Ratepayer sums up district's problems
Urionaguena said the situation at LMUD is a mess.
“Two board members have resigned, whether in frustration or fear of the litigation that’s pending,” he said. “We tend to get a little complacent around here when we don’t think things are going badly. And until it’s a complete boondoggle, we don’t say anything. And then it may be a little late, but we’ve got to do something.”
Urionaguena added the LMUD board didn’t seem to stand up for what the public wanted.
“We have a manager who feels he doesn’t answer to anyone,” he said at the supervisors’ Tuesday, Dec. 12 meeting. “We have a board who allows this.”
As Cady rode roughshod over them, the board members closed ranks with Cady instead of reigning him in, Urionaguena said.
“They’ve had ample opportunity to do the right thing and they’ve neglected to do it.”
He urged the board of supervisors not to appoint just one LMUD board member, which LMUD Board President Wayne Langston and General Manager Frank Cady requested in a letter to the supervisors dated Dec. 4. The letter asked the county board to appoint within 10 days one of the seven people who applied for the positions vacated by the resignations of Cardenas and Sargent.
“I understand they’ve asked you to appoint just one board member and then they can go on about appointing the other two, which I believe, and not just speaking for myself but speaking for everyone I’ve spoken to, this would be a huge mistake.
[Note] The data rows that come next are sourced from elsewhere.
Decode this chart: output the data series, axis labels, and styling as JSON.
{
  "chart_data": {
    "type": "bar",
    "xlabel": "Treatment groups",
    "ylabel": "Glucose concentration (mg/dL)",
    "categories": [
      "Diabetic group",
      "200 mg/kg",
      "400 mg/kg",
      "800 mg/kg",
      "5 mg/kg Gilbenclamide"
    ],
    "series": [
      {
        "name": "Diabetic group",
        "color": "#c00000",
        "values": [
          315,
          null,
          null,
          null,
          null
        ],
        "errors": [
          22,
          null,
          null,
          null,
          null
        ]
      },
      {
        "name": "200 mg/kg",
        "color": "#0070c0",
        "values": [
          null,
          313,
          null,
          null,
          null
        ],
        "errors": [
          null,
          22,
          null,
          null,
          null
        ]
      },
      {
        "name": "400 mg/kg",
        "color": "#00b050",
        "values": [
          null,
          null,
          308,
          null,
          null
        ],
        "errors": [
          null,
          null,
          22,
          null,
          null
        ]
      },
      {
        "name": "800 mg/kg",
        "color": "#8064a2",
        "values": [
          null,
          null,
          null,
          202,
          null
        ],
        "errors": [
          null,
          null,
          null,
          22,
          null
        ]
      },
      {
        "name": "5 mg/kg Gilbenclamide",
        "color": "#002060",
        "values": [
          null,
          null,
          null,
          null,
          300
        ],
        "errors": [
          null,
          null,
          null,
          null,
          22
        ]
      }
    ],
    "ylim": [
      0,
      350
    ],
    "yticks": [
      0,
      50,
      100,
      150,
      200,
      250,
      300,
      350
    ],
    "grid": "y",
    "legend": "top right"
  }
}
Allowing them to retain a majority, swing the votes their way and keep building their empire.”
Saying the LMUD board didn’t seem to be interested in public input, Urionaguena said, “I don’t believe they care.”
He urged the supervisors to appoint three members to the LMUD board or allow a special election.
Saying a special election would be costly “and I don’t think anybody would like it,” Urionaguena added, “It may be less costly than the pending litigation and the troubles that we’re facing.”
The utility district faces a lawsuit by former electrical superintendent and operations manager Steve Trevino, who claims Cady fired him after a dispute over an honorary green fee at the Diamond Mountain Golf Club in March.
Trevino filed a federal lawsuit in the United States District Court Eastern District of California on Oct. 5 alleging violation of his due-process rights, conspiracy to deprive due-process rights, libel, breach of express and implied contract for continued employment, infliction of emotional distress and interference of contractual rights.
LMUD also faces an employee grievance filed by the International Brotherhood of Electrical Workers, AFL-CIO, Local Union 1245, which asked the LMUD Board of Directors in a certified letter sent in November, to protect its members who work at the LMUD from alleged sexual harassment and wrongful behavior by a a high-ranking LMUD manager.
LMUD employee Sonya Hubbard read a letter at the utility board’s Nov. 27 meeting calling for the removal of Cady as LMUD general manager. Hubbard said the letter was composed by “nearly all of the 38 employees of the district.”
Urionaguena said most people he’s talked to “feel the only possible thing that’s going to work is to remove the manager and basically start over.”
He urged the members of the board of supervisors to get some input from their constituents and “get it right.”